Therapeutic evaluation of microRNAs by molecular imaging

Abstract

MicroRNAs (miRNAs) function as regulatory molecules of gene expression with multifaceted activities that exhibit direct or indirect oncogenic properties, which promote cell proliferation, differentiation, and the development of different types of cancers. Because of their extensive functional involvement in many cellular processes, under both normal and pathological conditions such as various cancers, this class of molecules holds particular interest for cancer research. MiRNAs possess the ability to act as tumor suppressors or oncogenes by regulating the expression of different apoptotic proteins, kinases, oncogenes, and other molecular mechanisms that can cause the onset of tumor development. In contrast to current cancer medicines, miRNA-based therapies function by subtle repression of gene expression on a large number of oncogenic factors, and therefore are anticipated to be highly efficacious. Given their unique mechanism of action, miRNAs are likely to yield a new class of targeted therapeutics for a variety of cancers. More than thousand miRNAs have been identified to date, and their molecular mechanisms and functions are well studied. Furthermore, they are established as compelling therapeutic targets in a variety of cellular complications. However, the notion of using them as therapeutic tool was proposed only recently, given that modern imaging methods are just beginning to be deployed for miRNA research. In this review, we present a summary of various molecular imaging methods, which are instrumental in revealing the therapeutic potential of miRNAs, especially in various cancers. Imaging methods have recently been developed for monitoring the expression levels of miRNAs and their target genes by fluorescence-, bioluminescence- and chemiluminescence-based imaging techniques. Mature miRNAs bind to the untranslated regions (UTRs) of the target mRNAs and regulate target genes expressions. This concept has been used for the development of fluorescent reporter-based imaging strategies to monitor the functional status of endogenous miRNAs, or the respective miRNAs transiently co-expressed in cells. Bioluminescence-based imaging strategies have been used to investigate various stages of miRNA processing and its involvement in different cellular processes. Similarly, chemiluminsecence methods were developed for in vitro miRNA imaging such as monitoring their therapeutic roles in various cancer cell lines.

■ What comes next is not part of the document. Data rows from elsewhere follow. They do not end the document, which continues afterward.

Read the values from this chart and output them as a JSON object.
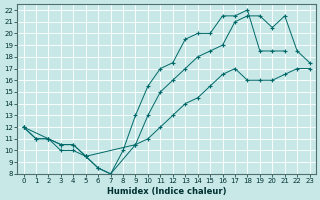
{
  "xlabel": "Humidex (Indice chaleur)",
  "bg_color": "#c8e8e8",
  "grid_color": "#ffffff",
  "line_color": "#006868",
  "xlim": [
    -0.5,
    23.5
  ],
  "ylim": [
    8,
    22.5
  ],
  "xticks": [
    0,
    1,
    2,
    3,
    4,
    5,
    6,
    7,
    8,
    9,
    10,
    11,
    12,
    13,
    14,
    15,
    16,
    17,
    18,
    19,
    20,
    21,
    22,
    23
  ],
  "yticks": [
    8,
    9,
    10,
    11,
    12,
    13,
    14,
    15,
    16,
    17,
    18,
    19,
    20,
    21,
    22
  ],
  "curve1_x": [
    0,
    1,
    2,
    3,
    4,
    5,
    6,
    7,
    8,
    9,
    10,
    11,
    12,
    13,
    14,
    15,
    16,
    17,
    18,
    19,
    20,
    21
  ],
  "curve1_y": [
    12,
    11,
    11,
    10.5,
    10.5,
    9.5,
    8.5,
    8,
    10,
    13,
    15.5,
    17,
    17.5,
    19.5,
    20,
    20,
    21.5,
    21.5,
    22,
    18.5,
    18.5,
    18.5
  ],
  "curve2_x": [
    0,
    1,
    2,
    3,
    4,
    5,
    6,
    7,
    9,
    10,
    11,
    12,
    13,
    14,
    15,
    16,
    17,
    18,
    19,
    20,
    21,
    22,
    23
  ],
  "curve2_y": [
    12,
    11,
    11,
    10,
    10,
    9.5,
    8.5,
    8,
    10.5,
    13,
    15,
    16,
    17,
    18,
    18.5,
    19,
    21,
    21.5,
    21.5,
    20.5,
    21.5,
    18.5,
    17.5
  ],
  "curve3_x": [
    0,
    2,
    3,
    4,
    5,
    9,
    10,
    11,
    12,
    13,
    14,
    15,
    16,
    17,
    18,
    19,
    20,
    21,
    22,
    23
  ],
  "curve3_y": [
    12,
    11,
    10.5,
    10.5,
    9.5,
    10.5,
    11,
    12,
    13,
    14,
    14.5,
    15.5,
    16.5,
    17,
    16,
    16,
    16,
    16.5,
    17,
    17
  ]
}
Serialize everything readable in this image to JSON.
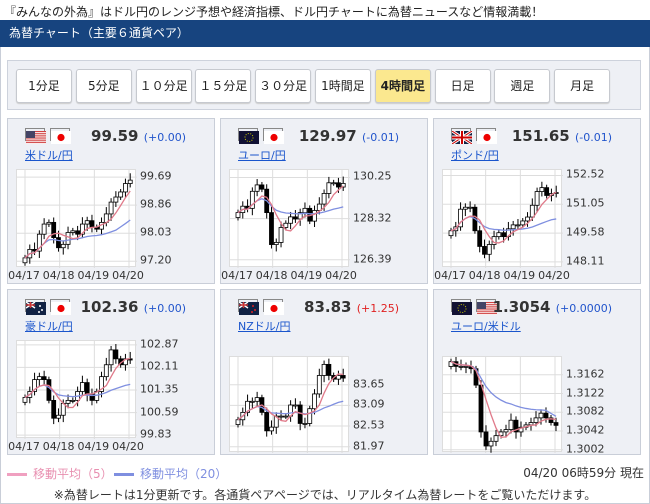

Keywords: miRNAs; molecular Imaging.

Figure 1

Schematic representation of miRNA processing and various modes of Imaging.

Figure 2

In vivo visualization of expression of pri-miR-23a transcripts and activity of mature forms of miR-23a in nude mice. (A) HeLa cells, (B) 293 cells, and (C) undifferentiated P19 cells were transfected with miR23P639/Fluc and CMV/Gluc/3xPT_mir23, and were grafted (1 Х 10⁷ cells) to right side of mice. The same cells transfected with pGL3_basic and CMV/Gluc were grafted to left side as controls. Quantitative data from imaging in vivo were obtained by ROI analysis and are shown next to each small-animal picture. Gluc images were acquired first with coelenterazine, and then Fluc images were then acquired with D-luciferin. When viewing Fluc images, pay attention to increased bioluminescence on right side of grafted cells expressing pri-miR-23a transcripts. When viewing Gluc images, note the decreased bioluminescence on right side compared with luciferase activity on left-sided CMV/Gluc controls, disclosing mature miR-23a activities. Fluc activities increased in all animals on right side, and Gluc activities decreased in HeLa and P19 cells, but decreased the least in 293 cells transfected with CMV/Gluc/3xPT_mir23 on right side.

Figure 3

Schematic of the reverse complementary multimodal imaging system.

Figure 4

A. Schematic of antagomiR-21 encapsulated PLGA nanoparticles (500µg: 2.5µg RNA) systemically injected in mice bearing SUM159 subcutaneous tumor, by tail vein. B. Fluorescent microscope image of tumor slices of animals sacrificed 24 hrs after the injection of PLGA-NP-Cy5-antagomiR-21 for released Cy5-antagomiR-21. C. Fluorescent microscope image of liver and kidney slices of animals sacrificed 30 mins and 24 hrs after the injection of PLGA-NP-Cy5- antagomiR-21 for released Cy5-antagomiR-21 and corresponding H&E stained slices. D. Optical fluorescence imaging of animals implanted with SUM159 cells pre-exposed with PLGA-NP-Cy5-antagomiR-21 for 24 hrs. The animals were periodically imaged for Cy5- antagomiR-21 signal. The images shown here are animals imaged on day2 and day 10. The images are adjusted in the same scale for comparison.